One of the main problems with Mitt Romney’s presidential candidacy was that it was never clear what he wanted to do if elected.

Mr. Romney’s case for himself was heavily bound up in his careers in consulting and private equity. He was the skilled manager who could identify problems, root out dysfunction and make anything work better. The guy who rescued the Olympics. The guy who led the search for his co-worker’s missing daughter. The Romney pitch was, in large part, about being manager-in-chief. It was a pitch with little policy content.

That didn’t fly in 2012. But it might actually work pretty well in 2016.

The 2012 election had to be about the big “what is government for?” questions because huge policy decisions loomed in 2013. The Affordable Care Act would be implemented, or not; parts of the Bush tax cuts would expire, or not; entitlements would be greatly reformed in an effort to shrink deficits, or not. A large fiscal adjustment was needed, if not right away, sometime within the next few years.

Mitt Romney, looking very much in campaign mode, with the attorney general of Georgia, Sam Olens, in Atlanta last week.

CURTIS COMPTON / ATLANTA JOURNAL-CONSTITUTION, VIA ASSOCIATED PRESS

Whichever candidate won was going to have a lot of power to determine the shape of the federal government for years to come, so he had to talk about what he would have the government do.

Barack Obama defended the principle that government ought to take a strong and active role in the economy, by using fiscal policy to offset the effects of recessions, by regulating the financial sector more tightly, by offering a near-universal health care entitlement, and by taxing the rich more.

Mr.

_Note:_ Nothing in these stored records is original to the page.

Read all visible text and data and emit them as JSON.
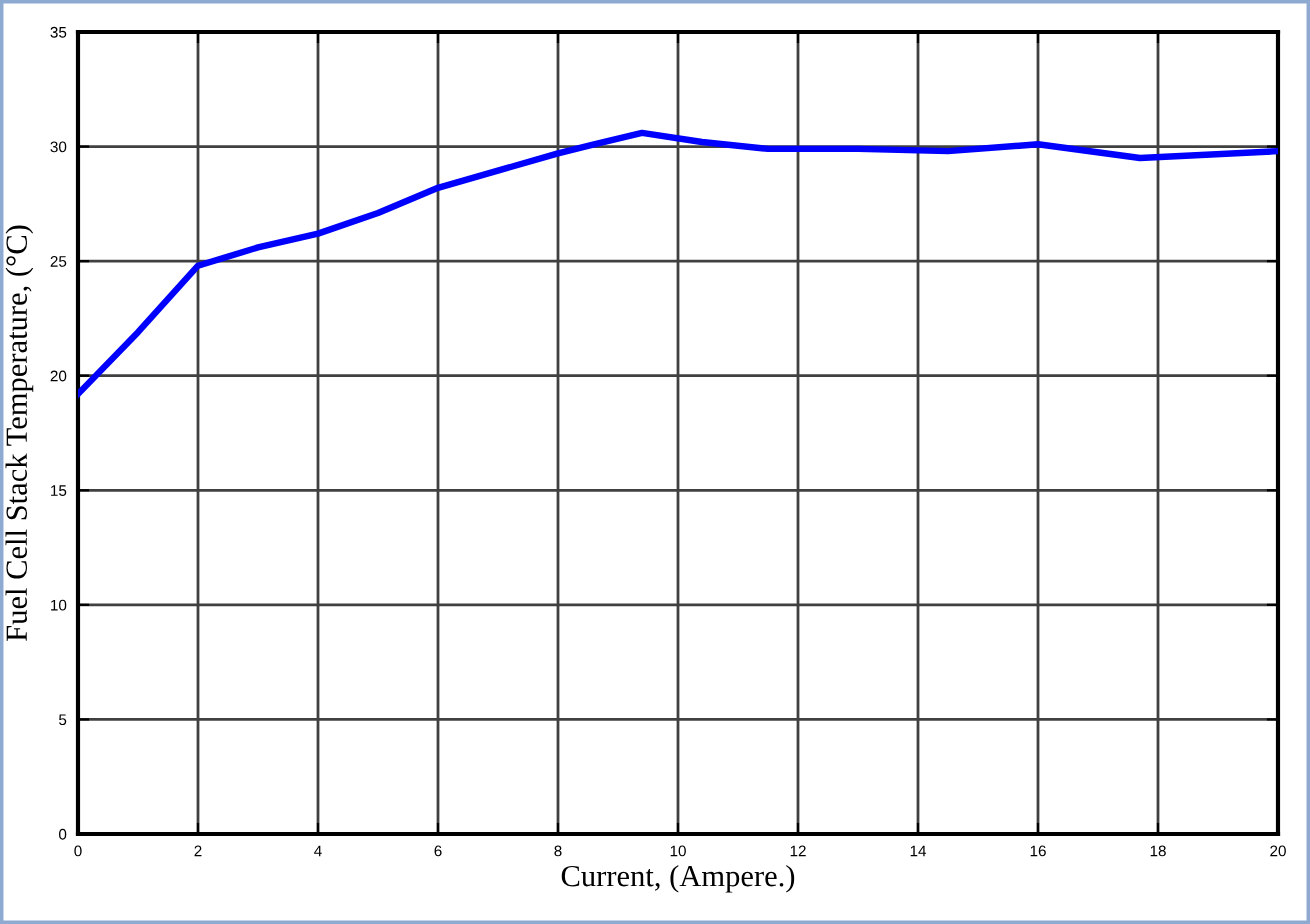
{
  "chart_data": {
    "type": "line",
    "xlabel": "Current, (Ampere.)",
    "ylabel": "Fuel Cell Stack Temperature, (°C)",
    "x": [
      0,
      1,
      2,
      3,
      4,
      5,
      6,
      8,
      8.6,
      9.4,
      10.4,
      11.5,
      13,
      14.5,
      16,
      17.7,
      20
    ],
    "series": [
      {
        "color": "#0000ff",
        "values": [
          19.2,
          21.9,
          24.8,
          25.6,
          26.2,
          27.1,
          28.2,
          29.7,
          30.1,
          30.6,
          30.2,
          29.9,
          29.9,
          29.8,
          30.1,
          29.5,
          29.8
        ]
      }
    ],
    "xlim": [
      0,
      20
    ],
    "xticks": [
      0,
      2,
      4,
      6,
      8,
      10,
      12,
      14,
      16,
      18,
      20
    ],
    "ylim": [
      0,
      35
    ],
    "yticks": [
      0,
      5,
      10,
      15,
      20,
      25,
      30,
      35
    ],
    "grid": true,
    "legend": false,
    "marker": "none",
    "line_style": "solid"
  }
}
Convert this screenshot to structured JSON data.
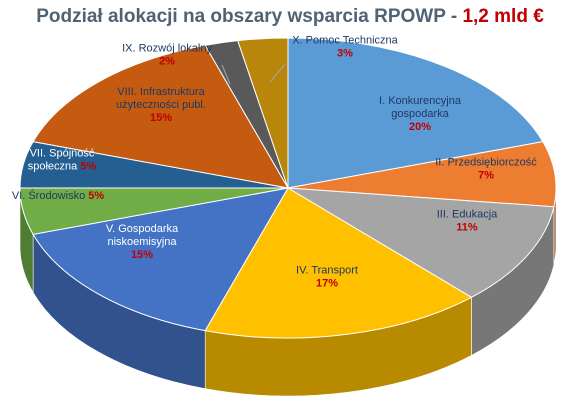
{
  "title": {
    "main": "Podział alokacji na obszary wsparcia RPOWP - ",
    "highlight": "1,2 mld €"
  },
  "chart_data": {
    "type": "pie",
    "style": "3d",
    "legend": "none",
    "slices": [
      {
        "name": "I. Konkurencyjna gospodarka",
        "lines": [
          "I. Konkurencyjna",
          "gospodarka"
        ],
        "value": 20,
        "label": "20%",
        "color": "#5b9bd5",
        "text_color": "#1f3864",
        "pct_inline": false
      },
      {
        "name": "II. Przedsiębiorczość",
        "lines": [
          "II. Przedsiębiorczość"
        ],
        "value": 7,
        "label": "7%",
        "color": "#ed7d31",
        "text_color": "#1f3864",
        "pct_inline": false
      },
      {
        "name": "III. Edukacja",
        "lines": [
          "III. Edukacja"
        ],
        "value": 11,
        "label": "11%",
        "color": "#a5a5a5",
        "text_color": "#1f3864",
        "pct_inline": false
      },
      {
        "name": "IV. Transport",
        "lines": [
          "IV. Transport"
        ],
        "value": 17,
        "label": "17%",
        "color": "#ffc000",
        "text_color": "#1f3864",
        "pct_inline": false
      },
      {
        "name": "V. Gospodarka niskoemisyjna",
        "lines": [
          "V. Gospodarka",
          "niskoemisyjna"
        ],
        "value": 15,
        "label": "15%",
        "color": "#4472c4",
        "text_color": "#ffffff",
        "pct_inline": false
      },
      {
        "name": "VI. Środowisko",
        "lines": [
          "VI. Środowisko"
        ],
        "value": 5,
        "label": "5%",
        "color": "#70ad47",
        "text_color": "#1f3864",
        "pct_inline": true
      },
      {
        "name": "VII. Spójność społeczna",
        "lines": [
          "VII. Spójność",
          "społeczna"
        ],
        "value": 5,
        "label": "5%",
        "color": "#255e91",
        "text_color": "#ffffff",
        "pct_inline": true
      },
      {
        "name": "VIII. Infrastruktura użyteczności publ.",
        "lines": [
          "VIII. Infrastruktura",
          "użyteczności publ."
        ],
        "value": 15,
        "label": "15%",
        "color": "#c55a11",
        "text_color": "#1f3864",
        "pct_inline": false
      },
      {
        "name": "IX. Rozwój lokalny",
        "lines": [
          "IX. Rozwój lokalny"
        ],
        "value": 2,
        "label": "2%",
        "color": "#595959",
        "text_color": "#1f3864",
        "pct_inline": false
      },
      {
        "name": "X. Pomoc Techniczna",
        "lines": [
          "X. Pomoc Techniczna"
        ],
        "value": 3,
        "label": "3%",
        "color": "#b8860b",
        "text_color": "#1f3864",
        "pct_inline": false
      }
    ]
  }
}
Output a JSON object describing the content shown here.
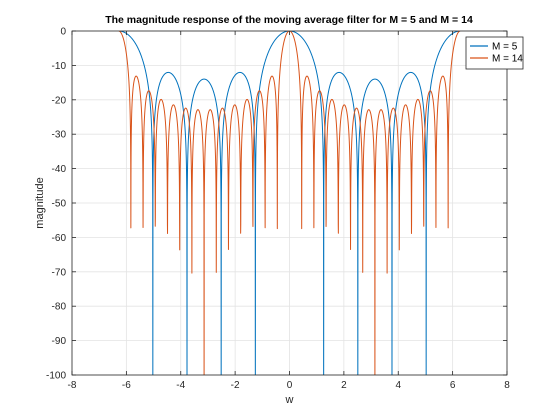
{
  "chart_data": {
    "type": "line",
    "title": "The magnitude response of the moving average filter for M = 5 and M = 14",
    "xlabel": "w",
    "ylabel": "magnitude",
    "xlim": [
      -8,
      8
    ],
    "ylim": [
      -100,
      0
    ],
    "xticks": [
      -8,
      -6,
      -4,
      -2,
      0,
      2,
      4,
      6,
      8
    ],
    "yticks": [
      0,
      -10,
      -20,
      -30,
      -40,
      -50,
      -60,
      -70,
      -80,
      -90,
      -100
    ],
    "grid": true,
    "legend_position": "top-right",
    "x_domain": [
      -6.2832,
      6.2832
    ],
    "series": [
      {
        "name": "M = 5",
        "color": "#0072BD",
        "formula": "20*log10(|sin(M*w/2)/(M*sin(w/2))|)",
        "M": 5
      },
      {
        "name": "M = 14",
        "color": "#D95319",
        "formula": "20*log10(|sin(M*w/2)/(M*sin(w/2))|)",
        "M": 14
      }
    ]
  }
}
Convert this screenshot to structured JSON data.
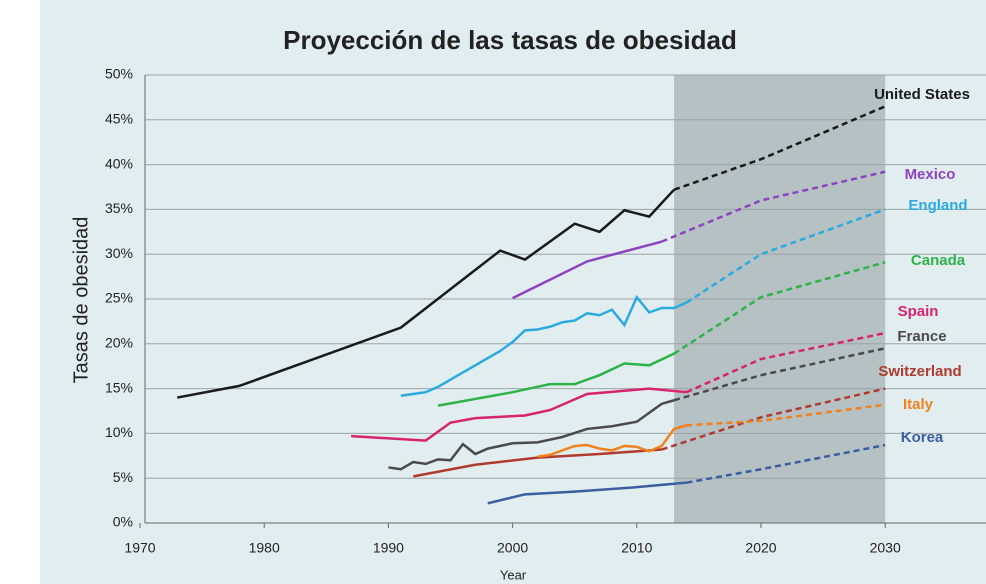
{
  "chart_data": {
    "type": "line",
    "title": "Proyección de las tasas de obesidad",
    "xlabel": "Year",
    "ylabel": "Tasas de obesidad",
    "xlim": [
      1970,
      2035
    ],
    "xticks": [
      1970,
      1980,
      1990,
      2000,
      2010,
      2020,
      2030
    ],
    "ylim": [
      0,
      50
    ],
    "yticks": [
      {
        "value": 0,
        "label": "0%"
      },
      {
        "value": 5,
        "label": "5%"
      },
      {
        "value": 10,
        "label": "10%"
      },
      {
        "value": 15,
        "label": "15%"
      },
      {
        "value": 20,
        "label": "20%"
      },
      {
        "value": 25,
        "label": "25%"
      },
      {
        "value": 30,
        "label": "30%"
      },
      {
        "value": 35,
        "label": "35%"
      },
      {
        "value": 40,
        "label": "40%"
      },
      {
        "value": 45,
        "label": "45%"
      },
      {
        "value": 50,
        "label": "50%"
      }
    ],
    "grid": true,
    "shaded_region": [
      2013,
      2030
    ],
    "series": [
      {
        "name": "United States",
        "color": "#1a1a1a",
        "dash_from": 2013,
        "x": [
          1973,
          1978,
          1991,
          1999,
          2001,
          2005,
          2007,
          2009,
          2011,
          2013,
          2020,
          2030
        ],
        "values": [
          14,
          15.3,
          21.8,
          30.4,
          29.4,
          33.4,
          32.5,
          34.9,
          34.2,
          37.2,
          40.6,
          46.5
        ]
      },
      {
        "name": "Mexico",
        "color": "#8e44c0",
        "dash_from": 2012,
        "x": [
          2000,
          2006,
          2012,
          2020,
          2030
        ],
        "values": [
          25.1,
          29.2,
          31.4,
          36,
          39.2
        ]
      },
      {
        "name": "England",
        "color": "#29abe2",
        "dash_from": 2014,
        "x": [
          1991,
          1993,
          1994,
          1996,
          1998,
          1999,
          2000,
          2001,
          2002,
          2003,
          2004,
          2005,
          2006,
          2007,
          2008,
          2009,
          2010,
          2011,
          2012,
          2013,
          2014,
          2020,
          2030
        ],
        "values": [
          14.2,
          14.6,
          15.2,
          16.8,
          18.4,
          19.2,
          20.2,
          21.5,
          21.6,
          21.9,
          22.4,
          22.6,
          23.4,
          23.2,
          23.8,
          22.1,
          25.2,
          23.5,
          24.0,
          24.0,
          24.6,
          30.0,
          35.0
        ]
      },
      {
        "name": "Canada",
        "color": "#2db34a",
        "dash_from": 2013,
        "x": [
          1994,
          2000,
          2003,
          2005,
          2007,
          2009,
          2011,
          2013,
          2020,
          2030
        ],
        "values": [
          13.1,
          14.6,
          15.5,
          15.5,
          16.5,
          17.8,
          17.6,
          18.9,
          25.2,
          29.1
        ]
      },
      {
        "name": "Spain",
        "color": "#d6246e",
        "dash_from": 2014,
        "x": [
          1987,
          1993,
          1995,
          1997,
          2001,
          2003,
          2006,
          2011,
          2014,
          2020,
          2030
        ],
        "values": [
          9.7,
          9.2,
          11.2,
          11.7,
          12.0,
          12.6,
          14.4,
          15.0,
          14.6,
          18.3,
          21.2
        ]
      },
      {
        "name": "France",
        "color": "#4a4a4a",
        "dash_from": 2013,
        "x": [
          1990,
          1991,
          1992,
          1993,
          1994,
          1995,
          1996,
          1997,
          1998,
          2000,
          2002,
          2004,
          2006,
          2008,
          2010,
          2012,
          2013,
          2020,
          2030
        ],
        "values": [
          6.2,
          6.0,
          6.8,
          6.6,
          7.1,
          7.0,
          8.8,
          7.7,
          8.3,
          8.9,
          9.0,
          9.6,
          10.5,
          10.8,
          11.3,
          13.3,
          13.7,
          16.5,
          19.5
        ]
      },
      {
        "name": "Switzerland",
        "color": "#b03a2e",
        "dash_from": 2012,
        "x": [
          1992,
          1997,
          2002,
          2007,
          2012,
          2020,
          2030
        ],
        "values": [
          5.2,
          6.5,
          7.3,
          7.7,
          8.2,
          11.8,
          15.0
        ]
      },
      {
        "name": "Italy",
        "color": "#f0821e",
        "dash_from": 2014,
        "x": [
          2002,
          2003,
          2004,
          2005,
          2006,
          2007,
          2008,
          2009,
          2010,
          2011,
          2012,
          2013,
          2014,
          2020,
          2030
        ],
        "values": [
          7.4,
          7.6,
          8.1,
          8.6,
          8.7,
          8.3,
          8.1,
          8.6,
          8.5,
          8.0,
          8.6,
          10.5,
          10.9,
          11.4,
          13.2
        ]
      },
      {
        "name": "Korea",
        "color": "#3a5fa0",
        "dash_from": 2014,
        "x": [
          1998,
          2001,
          2005,
          2010,
          2014,
          2020,
          2030
        ],
        "values": [
          2.2,
          3.2,
          3.5,
          4.0,
          4.5,
          6.0,
          8.7
        ]
      }
    ]
  }
}
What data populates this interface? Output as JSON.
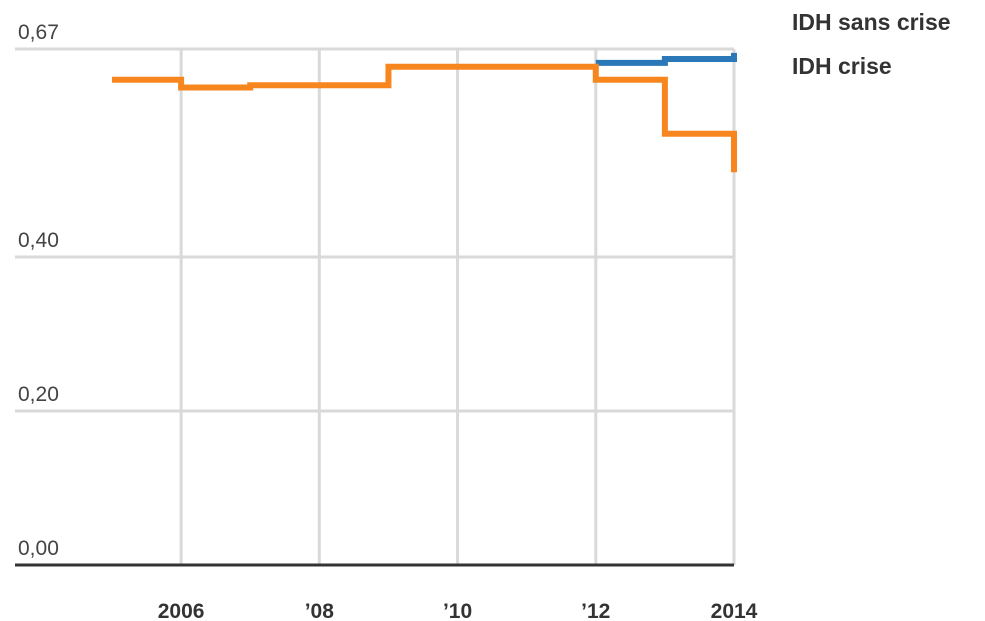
{
  "chart_data": {
    "type": "step",
    "x": [
      2005,
      2006,
      2007,
      2008,
      2009,
      2010,
      2011,
      2012,
      2013,
      2014
    ],
    "series": [
      {
        "name": "IDH sans crise",
        "color": "#2b78b8",
        "values": [
          null,
          null,
          null,
          null,
          null,
          null,
          null,
          0.652,
          0.657,
          0.665
        ]
      },
      {
        "name": "IDH crise",
        "color": "#f7861e",
        "values": [
          0.63,
          0.62,
          0.623,
          0.623,
          0.647,
          0.647,
          0.647,
          0.63,
          0.56,
          0.51
        ]
      }
    ],
    "xlim": [
      2005,
      2014
    ],
    "xticks": [
      {
        "value": 2006,
        "label": "2006"
      },
      {
        "value": 2008,
        "label": "’08"
      },
      {
        "value": 2010,
        "label": "’10"
      },
      {
        "value": 2012,
        "label": "’12"
      },
      {
        "value": 2014,
        "label": "2014"
      }
    ],
    "ylim": [
      0,
      0.67
    ],
    "yticks": [
      {
        "value": 0,
        "label": "0,00"
      },
      {
        "value": 0.2,
        "label": "0,20"
      },
      {
        "value": 0.4,
        "label": "0,40"
      },
      {
        "value": 0.67,
        "label": "0,67"
      }
    ],
    "grid": true
  }
}
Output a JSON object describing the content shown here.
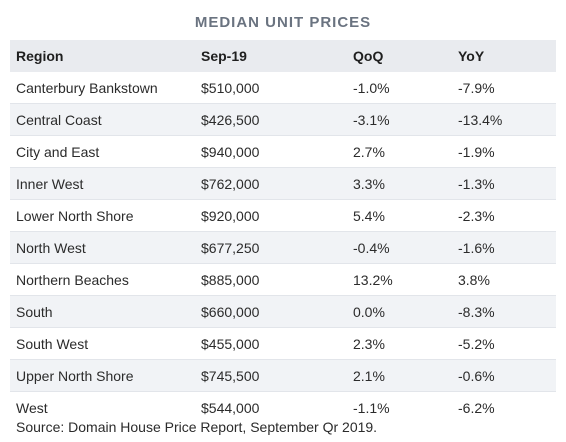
{
  "title": "MEDIAN UNIT PRICES",
  "columns": [
    "Region",
    "Sep-19",
    "QoQ",
    "YoY"
  ],
  "rows": [
    {
      "region": "Canterbury Bankstown",
      "price": "$510,000",
      "qoq": "-1.0%",
      "yoy": "-7.9%"
    },
    {
      "region": "Central Coast",
      "price": "$426,500",
      "qoq": "-3.1%",
      "yoy": "-13.4%"
    },
    {
      "region": "City and East",
      "price": "$940,000",
      "qoq": "2.7%",
      "yoy": "-1.9%"
    },
    {
      "region": "Inner West",
      "price": "$762,000",
      "qoq": "3.3%",
      "yoy": "-1.3%"
    },
    {
      "region": "Lower North Shore",
      "price": "$920,000",
      "qoq": "5.4%",
      "yoy": "-2.3%"
    },
    {
      "region": "North West",
      "price": "$677,250",
      "qoq": "-0.4%",
      "yoy": "-1.6%"
    },
    {
      "region": "Northern Beaches",
      "price": "$885,000",
      "qoq": "13.2%",
      "yoy": "3.8%"
    },
    {
      "region": "South",
      "price": "$660,000",
      "qoq": "0.0%",
      "yoy": "-8.3%"
    },
    {
      "region": "South West",
      "price": "$455,000",
      "qoq": "2.3%",
      "yoy": "-5.2%"
    },
    {
      "region": "Upper North Shore",
      "price": "$745,500",
      "qoq": "2.1%",
      "yoy": "-0.6%"
    },
    {
      "region": "West",
      "price": "$544,000",
      "qoq": "-1.1%",
      "yoy": "-6.2%"
    }
  ],
  "source": "Source: Domain House Price Report, September Qr 2019."
}
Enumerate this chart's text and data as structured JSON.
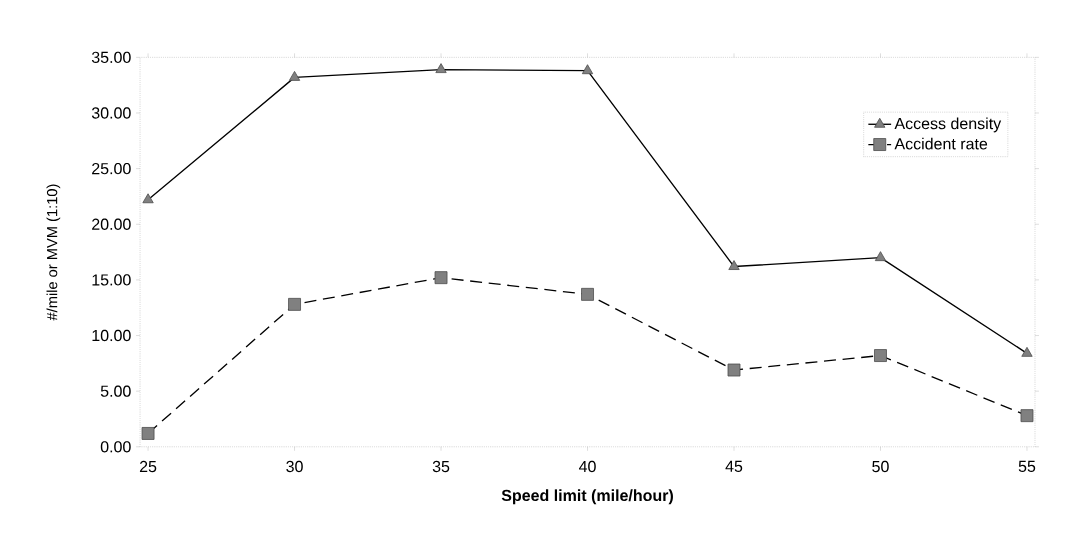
{
  "chart_data": {
    "type": "line",
    "xlabel": "Speed limit (mile/hour)",
    "ylabel": "#/mile or MVM (1:10)",
    "categories": [
      "25",
      "30",
      "35",
      "40",
      "45",
      "50",
      "55"
    ],
    "series": [
      {
        "name": "Access density",
        "color": "#000000",
        "marker": "triangle",
        "line_style": "solid",
        "values": [
          22.2,
          33.2,
          33.9,
          33.8,
          16.2,
          17.0,
          8.4
        ]
      },
      {
        "name": "Accident rate",
        "color": "#000000",
        "marker": "square",
        "line_style": "dashed",
        "values": [
          1.2,
          12.8,
          15.2,
          13.7,
          6.9,
          8.2,
          2.8
        ]
      }
    ],
    "ylim": [
      0,
      35
    ],
    "yticks": [
      {
        "value": 0,
        "label": "0.00"
      },
      {
        "value": 5,
        "label": "5.00"
      },
      {
        "value": 10,
        "label": "10.00"
      },
      {
        "value": 15,
        "label": "15.00"
      },
      {
        "value": 20,
        "label": "20.00"
      },
      {
        "value": 25,
        "label": "25.00"
      },
      {
        "value": 30,
        "label": "30.00"
      },
      {
        "value": 35,
        "label": "35.00"
      }
    ],
    "grid": false,
    "legend": "top right"
  }
}
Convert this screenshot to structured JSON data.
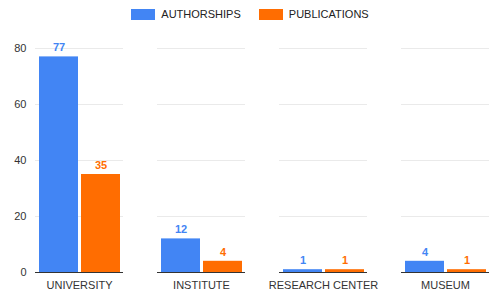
{
  "chart_data": {
    "type": "bar",
    "categories": [
      "UNIVERSITY",
      "INSTITUTE",
      "RESEARCH CENTER",
      "MUSEUM"
    ],
    "series": [
      {
        "name": "AUTHORSHIPS",
        "color": "#4285f4",
        "values": [
          77,
          12,
          1,
          4
        ]
      },
      {
        "name": "PUBLICATIONS",
        "color": "#ff6d01",
        "values": [
          35,
          4,
          1,
          1
        ]
      }
    ],
    "ylim": [
      0,
      80
    ],
    "yticks": [
      0,
      20,
      40,
      60,
      80
    ],
    "grid": true,
    "legend": "top",
    "data_labels": true
  }
}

Romney proved an awkward messenger for Republicans’ big idea that the government should tax and spend less, and not discourage people from working and supporting themselves. The “47 percent” speech — essentially, a declaration that we’d have to grow the economy by making Americans less lazy — was the clearest example of Mr. Romney offering a big-picture vision that did not sell.

That failure sounds like a good reason for Mr. Romney not to run again. But in 2016, he might actually be able to bracket the big ideological questions and run on the small stuff.